The recent death in Edenvale CBD reminds all users of road dangers. Tchika Nkoma, a 49-year-old cyclist, tragically lost his life on April 27 while riding his bike on Van Riebeeck Avenue. According to reports, he fell off his bicycle near the intersection with Second Street at approximately 16:20, and a Fidelity vehicle struck him, which resulted in fatal injuries.
Mark Berkowitz, Nkoma’s part-time employer and Glendower resident, has consistently called on all road users to exercise caution. In addition, he stated that people must be mindful of other road users, including drivers, cyclists, and pedestrians, to avoid accidents.
Fidelity Services Group’s head of group marketing and communications, Charnel Hattingh, confirmed that the company’s Cash Solutions vehicle was travelling on Van Riebeeck Avenue when the accident occurred. She said Nkoma fell off the bike in front of the car and went underneath it, which is how he received his injuries. The South African Police Service is investigating the case.
Edenvale SAPS corporate communications commutation officer Warrant Officer Jacob Mashile confirmed that the police are investigating a case of culpable homicide and reckless and negligent driving. Although Hattingh stated that the driver had been cleared, the investigation is ongoing. Some have also reported that Nkoma was under the influence at the time of the incident, although post-mortem results have yet to confirm this claim.

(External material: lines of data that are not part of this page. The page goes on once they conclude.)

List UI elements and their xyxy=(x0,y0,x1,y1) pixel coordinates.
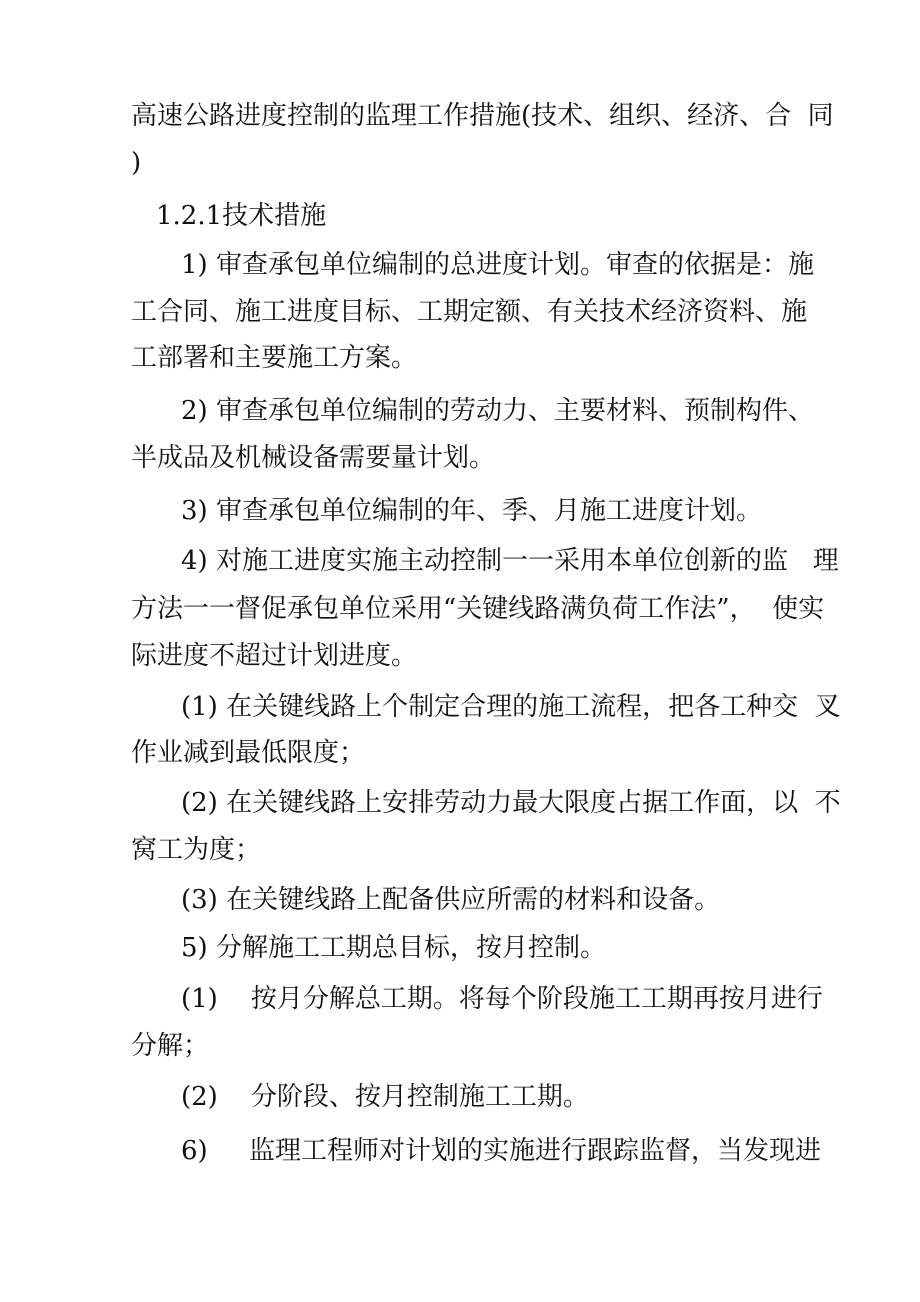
item-5-sub-2-line-1: (2) 分阶段、按月控制施工工期。 xyxy=(181,1082,589,1112)
item-2-line-1: 2) 审查承包单位编制的劳动力、主要材料、预制构件、 xyxy=(181,396,814,426)
item-1-line-3: 工部署和主要施工方案。 xyxy=(131,343,418,373)
item-4-sub-2-line-2: 窝工为度； xyxy=(131,835,262,865)
item-4-sub-1-line-2: 作业减到最低限度； xyxy=(131,738,366,768)
item-5-line-1: 5) 分解施工工期总目标，按月控制。 xyxy=(181,933,606,963)
item-6-line-1: 6) 监理工程师对计划的实施进行跟踪监督，当发现进 xyxy=(181,1136,822,1166)
item-3-line-1: 3) 审查承包单位编制的年、季、月施工进度计划。 xyxy=(181,496,762,526)
item-4-sub-3-line-1: (3) 在关键线路上配备供应所需的材料和设备。 xyxy=(181,885,721,915)
item-2-line-2: 半成品及机械设备需要量计划。 xyxy=(131,443,496,473)
item-1-line-1: 1) 审查承包单位编制的总进度计划。审查的依据是：施 xyxy=(181,250,814,280)
item-5-sub-1-line-2: 分解； xyxy=(131,1031,210,1061)
item-4-sub-1-line-1: (1) 在关键线路上个制定合理的施工流程，把各工种交 叉 xyxy=(181,692,841,722)
item-4-line-3: 际进度不超过计划进度。 xyxy=(131,641,418,671)
document-title-line-1: 高速公路进度控制的监理工作措施(技术、组织、经济、合 同 xyxy=(131,101,834,131)
item-4-line-1: 4) 对施工进度实施主动控制一一采用本单位创新的监 理 xyxy=(181,546,839,576)
item-5-sub-1-line-1: (1) 按月分解总工期。将每个阶段施工工期再按月进行 xyxy=(181,984,823,1014)
item-4-sub-2-line-1: (2) 在关键线路上安排劳动力最大限度占据工作面，以 不 xyxy=(181,788,841,818)
item-1-line-2: 工合同、施工进度目标、工期定额、有关技术经济资料、施 xyxy=(131,297,808,327)
section-heading: 1.2.1技术措施 xyxy=(156,201,327,231)
item-4-line-2: 方法一一督促承包单位采用“关键线路满负荷工作法”， 使实 xyxy=(131,594,825,624)
document-title-line-2: ) xyxy=(131,148,142,178)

Nkoma, originally from Malawi, worked in South Africa to support his wife and five children. Berkowitz described him as a punctual, professional, and pleasant person dedicated to his work. Berkowitz also expressed concern about the need for more awareness regarding other road users, specifically cyclists and pedestrians. He suggested that more campaigns are necessary to educate the community on road safety.
The death of Tchika Nkoma is a tragedy that has affected an entire family and serves as a reminder of the need for all road users to exercise caution and be mindful of others on the road.